How about your opinion?
Sigehere S. wrote:In general speaking, there are below steps to optimize your program of using L1/L2 cache: 1. Use events such as MEM_LOAD_UOPS_RETIRED.L2_HIT (means L1_MISS) & MEM_LOAD_UOPS_RETIRED.L2_MISS to do event-based sampling data collection - know High L1/L2 cache misses in your code (you also can use predefined Memory Access Analysis directly, if you wont define your analysis type.) 2. Investigate how your code area (which has L1/L2 cache misses high) access your memory (load & write) - usually there is a loop or that function was called by another function which has a loop. 3. Investigate associated data structure which was used in loop, and understand memory layout. 4. Ensure that your algorithm accesses memory within 256KB, and cache line size is 64bytes. Please concentrate data access in specific area - linear address. For example, use "structure of array" instead of "array of structure" - assume you use p->a, p->b, etc. 5. Don't use big "stride" to access data in loop, and access memory within 64 bytes - it will be better. 6. Use "pad" in data structure if your data structure is not 64bit aligned in 64bit OS 7. Adjust your algorithm, if can use "invariable" data in loop (reduce "load" operations) 8. If you used shared data in threads for multithreaded application, use "lock" avoid false-sharing. 9. Other idea I miss, you can append.
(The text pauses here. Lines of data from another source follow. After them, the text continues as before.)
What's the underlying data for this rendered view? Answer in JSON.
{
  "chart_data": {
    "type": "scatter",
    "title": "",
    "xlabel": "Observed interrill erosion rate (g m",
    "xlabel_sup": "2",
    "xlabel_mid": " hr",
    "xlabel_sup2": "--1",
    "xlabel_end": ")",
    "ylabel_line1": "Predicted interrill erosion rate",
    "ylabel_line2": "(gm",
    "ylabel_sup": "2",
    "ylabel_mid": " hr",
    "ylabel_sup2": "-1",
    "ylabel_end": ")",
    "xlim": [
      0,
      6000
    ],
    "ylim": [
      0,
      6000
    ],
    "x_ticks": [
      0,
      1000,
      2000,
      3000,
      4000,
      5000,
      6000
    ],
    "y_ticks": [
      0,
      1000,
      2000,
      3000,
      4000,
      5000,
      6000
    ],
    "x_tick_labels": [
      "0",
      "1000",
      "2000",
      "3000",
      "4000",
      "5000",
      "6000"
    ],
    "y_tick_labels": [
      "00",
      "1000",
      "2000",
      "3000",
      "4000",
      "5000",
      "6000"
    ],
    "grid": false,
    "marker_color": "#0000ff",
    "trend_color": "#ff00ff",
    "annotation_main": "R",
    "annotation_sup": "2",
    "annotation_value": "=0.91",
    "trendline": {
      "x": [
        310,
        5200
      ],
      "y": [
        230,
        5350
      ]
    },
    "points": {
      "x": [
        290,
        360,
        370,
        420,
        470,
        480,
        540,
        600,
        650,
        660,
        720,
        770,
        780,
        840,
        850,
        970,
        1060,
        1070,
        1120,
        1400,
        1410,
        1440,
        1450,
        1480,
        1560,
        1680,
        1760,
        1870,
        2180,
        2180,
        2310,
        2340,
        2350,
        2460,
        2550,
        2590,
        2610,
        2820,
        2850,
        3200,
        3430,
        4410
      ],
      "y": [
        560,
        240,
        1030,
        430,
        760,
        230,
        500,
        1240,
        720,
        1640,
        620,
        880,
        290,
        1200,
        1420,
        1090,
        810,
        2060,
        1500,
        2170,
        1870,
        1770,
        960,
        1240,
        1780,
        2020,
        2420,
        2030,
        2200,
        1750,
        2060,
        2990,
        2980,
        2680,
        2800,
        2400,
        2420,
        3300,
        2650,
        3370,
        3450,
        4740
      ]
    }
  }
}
Again, you need to run code area with memory layout, then find idea to optimize it - use VTune(TM) Amplifier to verify. Hope it helps. Thanks, Peter
Can you elaborate how will i use CPU cache in my program?
On OS level I know that cache is maintain automatically, On the bases of which memory address is frequently access.
but if we forcefully apply specific part of my program on CPU cache then it helpful to optimize my code.
Please give me proper solution for using cache in my program.
Peter Wang (Intel) wrote:Thanks Peter
It‘s good programming style to think about memory layout - not for specific processor, maybe advanced processor (or compiler's optimization switchers) can overcome this, but it is not harmful.